Ce n'est qu'un au revoir
Levé 7h, nous voilà à préparer les bagages pour effectuer un check-out à 9h. Le sport du bus recommence, ils foncent sur l’avenue Flamengo, on en intercepte un in extremis, qui nous emmène à l’aéroport. On est samedi, la circulation est ultra fluide, on y arrive en 20 minutes, on a donc 2h d’attente, puisque le vol pour Salvador est à l’heure. Au passage, on remarque qu’hormis lors du check-in, le passeport ne nous est plus demandé, aucun contrôle de sécurité, on embarque dans l’avion comme on monterait dans un bus (d’ailleurs, l’avion est en escale, ça dure 10 minutes chrono, très rassurant tout ça). En guise de lunch, on nous donne un mini sandwich chaud au fromage enveloppé dans un sac en alu, on espère bien en avoir du rab … mais non.
Arnaque à Salvador
C’est donc un peu affamés qu’on arrive à Salvador. Un bus nous emmène dans la ville haute (à Praça da Sé). Un type organise le chargement des bagages dans le minibus, en accord avec le chauffeur pense-t-on. Quand le type en question nous réclame de l’argent, bien que ne nous ayant pas aidés, on pense qu’il demande la course du trajet mais on comprendra après qu’il n’avait rien à voir avec le chauffeur... en tout cas pour le paiement. Le trajet se fait en longeant les plages bahianaises. Tassés au fond du bus, nos bagages entre les jambes, l’heure et demi de route (avec pas mal d’embouteillage) est très inconfortable et interminable, heureusement que le bus est climatisé. A l’arrivée à Praça da Sé, le chauffeur nous réclame la somme du trajet, on proteste, ayant déjà payé à l’autre type au départ. Mais rien n’y fait, on s’est fait arnaquer. Serait-ce un signe pour la suite ?

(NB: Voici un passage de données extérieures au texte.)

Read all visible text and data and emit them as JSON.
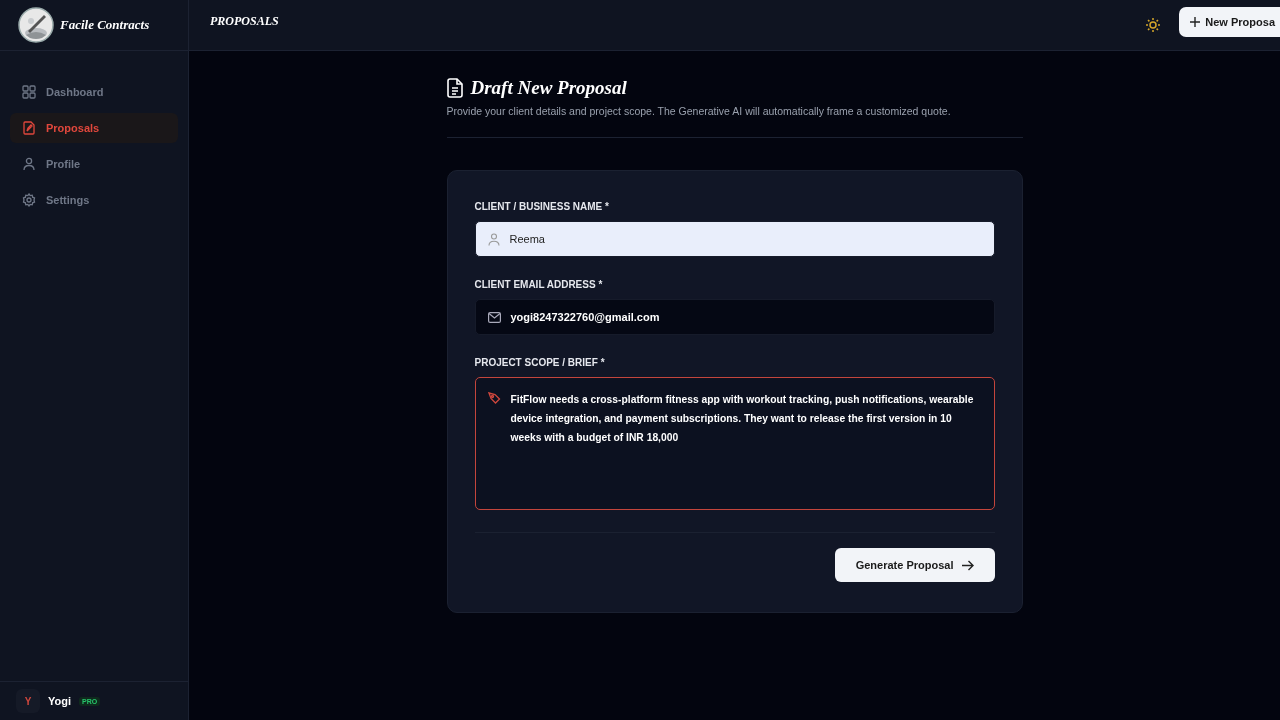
{
  "brand": {
    "name": "Facile Contracts"
  },
  "header": {
    "title": "PROPOSALS",
    "new_button": "New Proposa"
  },
  "sidebar": {
    "items": [
      {
        "label": "Dashboard",
        "kind": "dashboard",
        "selected": false
      },
      {
        "label": "Proposals",
        "kind": "proposals",
        "selected": true
      },
      {
        "label": "Profile",
        "kind": "profile",
        "selected": false
      },
      {
        "label": "Settings",
        "kind": "settings",
        "selected": false
      }
    ],
    "user": {
      "initial": "Y",
      "name": "Yogi",
      "badge": "PRO"
    }
  },
  "form": {
    "title": "Draft New Proposal",
    "subtitle": "Provide your client details and project scope. The Generative AI will automatically frame a customized quote.",
    "fields": [
      {
        "kind": "text",
        "label": "CLIENT / BUSINESS NAME *",
        "value": "Reema",
        "autofilled": true,
        "focused": false
      },
      {
        "kind": "email",
        "label": "CLIENT EMAIL ADDRESS *",
        "value": "yogi8247322760@gmail.com",
        "autofilled": false,
        "focused": false
      },
      {
        "kind": "textarea",
        "label": "PROJECT SCOPE / BRIEF *",
        "value": "FitFlow needs a cross-platform fitness app with workout tracking, push notifications, wearable device integration, and payment subscriptions. They want to release the first version in 10 weeks with a budget of INR 18,000",
        "autofilled": false,
        "focused": true
      }
    ],
    "submit": "Generate Proposal"
  }
}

Encombrés de nos valises, habillés trop chaudement (encombrement des valises oblige), on peine un peu à trouver notre chemin, et suite à l’arnaque, on est sur la défensive, mais on finit par trouver l’auberge au cœur de la partie touristique la ville-haute. Dortoirs non mixtes, nous prenons nos marques dans nos chambres respectives, les casiers vont devenir nos coffres-forts, car les portes des dortoirs ne ferment pas à clef (comme très souvent dans les auberges de jeunesse). Le principe étant de garder un minimum de choses avec soi et de transvaser les affaires dans la valise. Dans la chaleur ambiante, cet exercice est un peu pénible, le moindre objet oublié dans la valise et il faut tout rouvrir, tout défaire, tout sortir du casier qui est en plein dans le passage, tout étaler dans le couloir et tout remettre ensuite, remède radical pour les tête-en-l’air.
Chaleur dans la Ville Haute
Une fois les affaires rangées de la sorte, on fait un tour du quartier. De suite on est dans le bain, les jeunes du groupe Olodum (fameux groupe de carnaval qui a tourné dans un clip de Michael Jackson) répètent sur la place principale, on les écoute un peu. On remarque une femme noire enceinte jusqu’au cou, pieds nus, une bouteille à la main, à moitié saoule, shootée au crack, portant un simple débardeur usé jusqu'à la corde lui arrivant en dessous des seins, ventre proéminent à l'air donc, elle profite de l’attraction pour mendier auprès des passants, en mettant bien en évidence son ventre. Il faut savoir qu'à 2 pas de notre hôtel, se trouve un quartier peu sûr, beaucoup de trafic de drogue, où il est fortement déconseillé aux touristes de flâner. On se ballade à la recherche du resto du soir pour faire du repérage. Les rues sont fort décorées, de figurines, de guirlandes colorées. Sur une autre place, un type nous aborde à une sortie d'église et commence à nous parler en français, il tente de nous faire venir à condomble le soir même. Le condomble est un rituel de secte j’imagine lors duquel les adeptes rentrent en transe (très impressionnant paraît-il). Mais nous déclinons l'offre, le type est un peu trop insistant.
Plus tard, en soirée, on va manger à l’école hôtelière Senac, le cadre est sympa, le service des élèves prévenant. Pour 24 Reals, on peut goûter (buffet à volonté) 40 plats, des spécialités de Bahia, avec aussi la fin du spectacle en plein air des danses régionales. On sort de là rassasiés.
Après le repas, on traîne dans les rues du quartier de Pelourinho. Un groupe de percussions avec des cuivres met l’ambiance dans une rue. Un peu plus loin, Dida, groupe de percus composé de femmes exclusivement est aussi en représentation sous les applaudissements de la foule. La musique est partout ; mais épuisés, on va se coucher à 22h, 23h après un passage express sur internet.